The olympics were very interesting here in Slovakia. They are obsessed with ice hockey (ice hockey is to them as football is to the United States) so you can only imagine. Everyday people would be talking about the hockey games and I found myself staying up until 2:00 in the morning to watch the matches with my host brother and his friends. Really the only thing I could thing about though was.... "God, I hope they don't play America.... awkward..." Both luckily and sadly they never did.
I have found here in Slovakia a kind of routine, just like how you have routines in your home country and was amazed when I realized how comfortable I am in my host country. Everyday it seems that I have some plans after school with all of the new and amazing people that I have met here. It is interesting to me that although all teenagers come from different places and backgrounds we all like to do similar things and are drawn towards similar activities. I love to learn about the differences in this culture but I think that it humanizes us to learn that really we are all the same.... perhaps prejudices could be broken if only people traveled more and saw these similarities, rather than searching only for the differences.
It is finally beginning to warm up here and almost all of the snow has completely vanished. I was walking home last week from school and heard a bird singing, my initial reaction because it was February was "Poor thing must be lost," but it is those little things that remind you that you aren't in Colorado anymore. It was at that moment that I realized that I survived the Slovak winter... but more than just surviving I flourished. It was an amazing winter and I began to think about how I have built really close bonds to the people that I have met here and it was incredibly odd to me to realize that the weather is changing to how it was when I first arrived in Slovakia. It made me sad for a little to realize that I don't have much time left in this amazing country.

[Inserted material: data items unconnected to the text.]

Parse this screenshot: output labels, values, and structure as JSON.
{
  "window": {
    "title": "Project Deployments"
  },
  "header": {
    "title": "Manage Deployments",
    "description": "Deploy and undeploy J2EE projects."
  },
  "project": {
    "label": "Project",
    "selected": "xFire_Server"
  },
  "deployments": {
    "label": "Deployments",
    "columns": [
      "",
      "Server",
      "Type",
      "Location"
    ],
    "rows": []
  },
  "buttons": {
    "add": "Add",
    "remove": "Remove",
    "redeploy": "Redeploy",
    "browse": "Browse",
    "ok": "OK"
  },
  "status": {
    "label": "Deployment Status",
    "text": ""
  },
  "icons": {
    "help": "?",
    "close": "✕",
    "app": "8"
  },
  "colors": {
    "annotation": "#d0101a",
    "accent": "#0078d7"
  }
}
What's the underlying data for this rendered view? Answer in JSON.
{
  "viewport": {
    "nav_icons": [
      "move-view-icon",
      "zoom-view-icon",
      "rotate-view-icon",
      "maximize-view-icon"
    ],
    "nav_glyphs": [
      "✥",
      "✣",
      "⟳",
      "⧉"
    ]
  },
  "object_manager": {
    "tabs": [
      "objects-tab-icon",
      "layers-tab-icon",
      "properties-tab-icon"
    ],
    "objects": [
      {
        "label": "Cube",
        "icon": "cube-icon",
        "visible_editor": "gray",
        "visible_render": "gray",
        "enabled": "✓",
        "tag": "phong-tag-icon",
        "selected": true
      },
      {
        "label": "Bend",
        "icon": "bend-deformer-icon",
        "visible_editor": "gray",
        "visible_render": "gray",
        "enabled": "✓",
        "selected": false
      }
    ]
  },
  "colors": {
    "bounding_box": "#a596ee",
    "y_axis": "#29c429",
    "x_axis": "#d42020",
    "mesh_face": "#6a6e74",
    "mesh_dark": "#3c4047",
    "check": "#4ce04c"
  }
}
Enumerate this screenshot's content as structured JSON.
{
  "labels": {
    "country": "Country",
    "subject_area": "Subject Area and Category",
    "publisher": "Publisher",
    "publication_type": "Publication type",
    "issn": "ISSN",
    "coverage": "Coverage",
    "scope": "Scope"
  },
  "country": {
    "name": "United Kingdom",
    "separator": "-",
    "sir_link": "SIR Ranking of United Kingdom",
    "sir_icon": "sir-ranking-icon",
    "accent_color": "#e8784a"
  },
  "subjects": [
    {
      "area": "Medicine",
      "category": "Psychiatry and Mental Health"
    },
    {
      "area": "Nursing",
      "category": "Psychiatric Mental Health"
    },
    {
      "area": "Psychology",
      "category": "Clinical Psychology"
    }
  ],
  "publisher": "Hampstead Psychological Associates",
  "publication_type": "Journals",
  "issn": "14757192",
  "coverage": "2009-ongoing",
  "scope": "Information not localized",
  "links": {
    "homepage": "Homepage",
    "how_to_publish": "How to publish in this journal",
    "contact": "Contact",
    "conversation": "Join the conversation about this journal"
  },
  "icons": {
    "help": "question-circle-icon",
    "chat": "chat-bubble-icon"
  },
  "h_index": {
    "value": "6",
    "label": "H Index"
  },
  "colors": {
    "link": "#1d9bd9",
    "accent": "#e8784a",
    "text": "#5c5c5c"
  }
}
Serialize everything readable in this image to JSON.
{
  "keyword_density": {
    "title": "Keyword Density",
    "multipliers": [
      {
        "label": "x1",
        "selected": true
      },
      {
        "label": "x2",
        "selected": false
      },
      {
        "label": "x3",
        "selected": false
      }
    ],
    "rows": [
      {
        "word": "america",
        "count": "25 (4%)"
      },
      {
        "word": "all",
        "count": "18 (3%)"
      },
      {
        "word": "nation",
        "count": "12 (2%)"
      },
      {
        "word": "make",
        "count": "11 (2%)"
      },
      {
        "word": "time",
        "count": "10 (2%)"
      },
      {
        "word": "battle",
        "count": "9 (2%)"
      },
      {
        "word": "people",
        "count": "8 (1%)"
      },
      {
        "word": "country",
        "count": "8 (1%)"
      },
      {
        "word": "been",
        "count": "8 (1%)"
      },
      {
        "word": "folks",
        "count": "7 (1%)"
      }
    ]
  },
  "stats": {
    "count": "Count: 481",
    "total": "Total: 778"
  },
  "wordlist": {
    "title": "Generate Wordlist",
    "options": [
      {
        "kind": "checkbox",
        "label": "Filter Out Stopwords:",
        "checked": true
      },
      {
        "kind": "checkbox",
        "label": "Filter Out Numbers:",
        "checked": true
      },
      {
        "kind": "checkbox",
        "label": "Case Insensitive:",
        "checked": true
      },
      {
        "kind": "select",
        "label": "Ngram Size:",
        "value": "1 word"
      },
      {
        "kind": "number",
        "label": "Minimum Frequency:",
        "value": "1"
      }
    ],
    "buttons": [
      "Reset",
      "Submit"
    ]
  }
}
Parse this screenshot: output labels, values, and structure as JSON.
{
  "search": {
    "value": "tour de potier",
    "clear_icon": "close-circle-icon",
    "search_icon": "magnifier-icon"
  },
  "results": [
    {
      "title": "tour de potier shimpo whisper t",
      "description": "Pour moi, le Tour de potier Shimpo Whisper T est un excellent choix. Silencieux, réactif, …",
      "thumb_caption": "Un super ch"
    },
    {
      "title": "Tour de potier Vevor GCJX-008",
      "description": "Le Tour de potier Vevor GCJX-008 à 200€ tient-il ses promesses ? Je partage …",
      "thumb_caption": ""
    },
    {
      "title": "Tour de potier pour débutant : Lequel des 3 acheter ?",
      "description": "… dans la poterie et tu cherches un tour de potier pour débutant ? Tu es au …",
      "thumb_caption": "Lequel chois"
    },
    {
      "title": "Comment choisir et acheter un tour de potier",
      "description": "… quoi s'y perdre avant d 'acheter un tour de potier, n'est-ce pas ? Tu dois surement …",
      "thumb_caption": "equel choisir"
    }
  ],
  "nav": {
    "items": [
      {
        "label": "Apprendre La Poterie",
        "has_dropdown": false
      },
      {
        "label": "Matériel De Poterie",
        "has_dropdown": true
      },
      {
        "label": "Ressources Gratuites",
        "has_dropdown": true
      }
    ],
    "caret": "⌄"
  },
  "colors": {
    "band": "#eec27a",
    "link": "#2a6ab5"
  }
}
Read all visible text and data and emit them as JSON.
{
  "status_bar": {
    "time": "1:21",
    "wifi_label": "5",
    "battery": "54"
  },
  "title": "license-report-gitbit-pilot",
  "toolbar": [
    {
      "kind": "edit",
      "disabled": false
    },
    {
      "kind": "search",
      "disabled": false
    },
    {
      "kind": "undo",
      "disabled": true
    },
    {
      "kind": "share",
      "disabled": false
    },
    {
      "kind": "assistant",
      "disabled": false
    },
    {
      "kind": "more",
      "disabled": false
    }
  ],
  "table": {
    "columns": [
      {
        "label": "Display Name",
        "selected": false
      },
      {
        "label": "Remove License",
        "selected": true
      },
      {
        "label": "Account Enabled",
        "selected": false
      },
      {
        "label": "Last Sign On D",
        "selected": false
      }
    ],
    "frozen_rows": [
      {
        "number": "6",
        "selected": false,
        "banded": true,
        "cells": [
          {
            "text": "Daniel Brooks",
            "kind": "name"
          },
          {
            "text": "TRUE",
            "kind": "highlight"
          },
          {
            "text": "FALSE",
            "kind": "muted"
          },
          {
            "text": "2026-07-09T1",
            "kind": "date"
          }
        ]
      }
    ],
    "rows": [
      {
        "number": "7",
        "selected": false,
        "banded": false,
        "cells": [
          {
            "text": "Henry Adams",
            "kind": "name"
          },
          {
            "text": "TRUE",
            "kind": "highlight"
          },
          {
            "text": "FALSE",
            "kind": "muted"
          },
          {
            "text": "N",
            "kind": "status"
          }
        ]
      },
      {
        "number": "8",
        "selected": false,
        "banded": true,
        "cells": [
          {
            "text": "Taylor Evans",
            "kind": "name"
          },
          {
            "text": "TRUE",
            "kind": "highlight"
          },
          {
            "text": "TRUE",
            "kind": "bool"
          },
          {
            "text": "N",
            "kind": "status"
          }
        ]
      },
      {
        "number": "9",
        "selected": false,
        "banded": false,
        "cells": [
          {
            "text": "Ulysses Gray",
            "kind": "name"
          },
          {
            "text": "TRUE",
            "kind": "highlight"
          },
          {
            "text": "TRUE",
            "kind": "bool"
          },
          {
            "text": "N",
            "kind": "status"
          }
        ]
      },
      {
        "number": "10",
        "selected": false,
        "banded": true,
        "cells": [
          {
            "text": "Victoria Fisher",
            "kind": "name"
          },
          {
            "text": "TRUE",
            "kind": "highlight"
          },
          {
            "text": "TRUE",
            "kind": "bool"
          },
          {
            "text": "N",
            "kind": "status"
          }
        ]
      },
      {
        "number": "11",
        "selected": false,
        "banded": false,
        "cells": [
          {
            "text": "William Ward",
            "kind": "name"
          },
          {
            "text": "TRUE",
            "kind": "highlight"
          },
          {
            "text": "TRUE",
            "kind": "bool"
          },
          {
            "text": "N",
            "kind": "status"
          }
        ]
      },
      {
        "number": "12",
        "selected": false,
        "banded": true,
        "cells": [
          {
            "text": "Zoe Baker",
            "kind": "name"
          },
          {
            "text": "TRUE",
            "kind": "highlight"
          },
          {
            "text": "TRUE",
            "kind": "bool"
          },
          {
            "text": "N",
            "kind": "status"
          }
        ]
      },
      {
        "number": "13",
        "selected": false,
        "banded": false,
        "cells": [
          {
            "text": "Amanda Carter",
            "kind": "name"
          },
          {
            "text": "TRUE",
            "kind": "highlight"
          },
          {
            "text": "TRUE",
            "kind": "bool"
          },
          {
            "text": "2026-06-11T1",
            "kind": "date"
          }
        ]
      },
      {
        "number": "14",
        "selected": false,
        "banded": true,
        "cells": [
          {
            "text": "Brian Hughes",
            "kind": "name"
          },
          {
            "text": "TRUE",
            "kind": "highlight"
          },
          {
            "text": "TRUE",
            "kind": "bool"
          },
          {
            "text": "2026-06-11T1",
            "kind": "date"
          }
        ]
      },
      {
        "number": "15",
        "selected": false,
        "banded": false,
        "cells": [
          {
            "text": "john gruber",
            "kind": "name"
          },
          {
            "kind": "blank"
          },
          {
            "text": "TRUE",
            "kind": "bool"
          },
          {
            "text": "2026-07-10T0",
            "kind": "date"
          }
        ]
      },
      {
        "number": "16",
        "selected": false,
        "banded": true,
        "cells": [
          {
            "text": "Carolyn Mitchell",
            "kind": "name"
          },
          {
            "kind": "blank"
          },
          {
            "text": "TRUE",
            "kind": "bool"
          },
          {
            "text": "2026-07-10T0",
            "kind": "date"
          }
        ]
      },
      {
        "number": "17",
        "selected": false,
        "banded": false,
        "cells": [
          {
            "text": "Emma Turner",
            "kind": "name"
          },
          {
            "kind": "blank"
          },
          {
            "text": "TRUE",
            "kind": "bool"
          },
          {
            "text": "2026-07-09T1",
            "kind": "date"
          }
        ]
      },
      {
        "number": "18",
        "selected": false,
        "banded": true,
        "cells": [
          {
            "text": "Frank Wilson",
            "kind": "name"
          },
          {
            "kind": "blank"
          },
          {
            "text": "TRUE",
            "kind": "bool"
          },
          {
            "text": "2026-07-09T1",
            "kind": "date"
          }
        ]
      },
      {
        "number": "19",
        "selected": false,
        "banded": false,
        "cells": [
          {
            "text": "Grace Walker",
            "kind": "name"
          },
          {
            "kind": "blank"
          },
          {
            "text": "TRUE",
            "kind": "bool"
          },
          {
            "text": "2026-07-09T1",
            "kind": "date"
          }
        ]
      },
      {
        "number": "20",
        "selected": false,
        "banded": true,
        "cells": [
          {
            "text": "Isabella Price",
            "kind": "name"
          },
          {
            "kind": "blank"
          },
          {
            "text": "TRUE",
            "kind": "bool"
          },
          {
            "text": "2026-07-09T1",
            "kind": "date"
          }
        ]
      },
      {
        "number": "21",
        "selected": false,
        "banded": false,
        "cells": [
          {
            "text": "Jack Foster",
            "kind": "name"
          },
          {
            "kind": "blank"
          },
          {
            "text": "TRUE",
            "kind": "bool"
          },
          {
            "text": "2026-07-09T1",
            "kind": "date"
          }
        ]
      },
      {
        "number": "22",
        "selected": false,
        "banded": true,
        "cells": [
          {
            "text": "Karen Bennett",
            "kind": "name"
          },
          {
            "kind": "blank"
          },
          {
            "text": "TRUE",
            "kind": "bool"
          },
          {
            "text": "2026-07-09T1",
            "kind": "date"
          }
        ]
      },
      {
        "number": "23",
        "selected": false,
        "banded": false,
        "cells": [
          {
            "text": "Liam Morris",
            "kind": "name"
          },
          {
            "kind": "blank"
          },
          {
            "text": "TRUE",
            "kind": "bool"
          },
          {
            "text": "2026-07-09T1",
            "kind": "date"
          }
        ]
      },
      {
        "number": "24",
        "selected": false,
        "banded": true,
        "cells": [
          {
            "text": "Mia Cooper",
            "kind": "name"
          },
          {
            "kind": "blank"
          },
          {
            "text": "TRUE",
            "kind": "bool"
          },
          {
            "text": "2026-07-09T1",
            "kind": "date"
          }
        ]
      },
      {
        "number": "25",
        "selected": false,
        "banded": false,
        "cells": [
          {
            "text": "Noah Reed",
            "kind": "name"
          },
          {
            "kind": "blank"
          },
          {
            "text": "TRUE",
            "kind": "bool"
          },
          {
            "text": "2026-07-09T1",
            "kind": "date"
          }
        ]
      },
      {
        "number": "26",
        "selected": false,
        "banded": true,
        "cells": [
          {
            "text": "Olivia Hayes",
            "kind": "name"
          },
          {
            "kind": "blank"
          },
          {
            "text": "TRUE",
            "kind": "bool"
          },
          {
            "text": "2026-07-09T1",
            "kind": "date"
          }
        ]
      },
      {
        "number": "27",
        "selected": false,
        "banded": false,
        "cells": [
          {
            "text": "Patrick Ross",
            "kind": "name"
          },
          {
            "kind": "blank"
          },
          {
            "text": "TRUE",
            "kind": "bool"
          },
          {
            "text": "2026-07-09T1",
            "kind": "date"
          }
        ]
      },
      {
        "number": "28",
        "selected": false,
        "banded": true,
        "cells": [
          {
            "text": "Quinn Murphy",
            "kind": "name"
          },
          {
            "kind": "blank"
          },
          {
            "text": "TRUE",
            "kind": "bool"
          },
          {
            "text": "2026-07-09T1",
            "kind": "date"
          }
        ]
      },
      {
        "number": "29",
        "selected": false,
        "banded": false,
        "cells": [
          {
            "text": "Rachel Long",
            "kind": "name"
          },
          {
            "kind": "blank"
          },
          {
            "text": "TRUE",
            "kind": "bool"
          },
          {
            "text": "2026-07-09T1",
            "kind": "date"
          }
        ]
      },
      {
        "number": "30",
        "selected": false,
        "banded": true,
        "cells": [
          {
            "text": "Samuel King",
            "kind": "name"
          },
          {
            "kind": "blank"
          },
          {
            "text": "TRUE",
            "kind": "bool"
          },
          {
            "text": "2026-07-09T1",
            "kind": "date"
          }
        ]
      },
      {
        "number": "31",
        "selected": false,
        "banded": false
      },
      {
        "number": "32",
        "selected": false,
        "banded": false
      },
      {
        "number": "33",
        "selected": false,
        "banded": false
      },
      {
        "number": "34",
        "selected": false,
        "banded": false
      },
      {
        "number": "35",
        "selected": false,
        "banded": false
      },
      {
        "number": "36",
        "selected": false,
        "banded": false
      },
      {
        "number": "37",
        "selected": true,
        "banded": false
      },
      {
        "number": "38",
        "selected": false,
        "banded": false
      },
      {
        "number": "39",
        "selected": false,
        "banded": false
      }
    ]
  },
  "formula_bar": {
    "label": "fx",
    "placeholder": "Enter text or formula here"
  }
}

I am really looking forward to next month. My family is coming to visit me in April and we are going to to the beautiful city of Barcelona while they are here. It has been so long since I have actually been in the same room as them that I am so excited I could scream! My mother is perhaps the best cook in the entire world so I really can't wait to taste her delicious food once again! I will also be going to Greece and Italy with my Rotary district in May so I am very excited for the next few months of travel!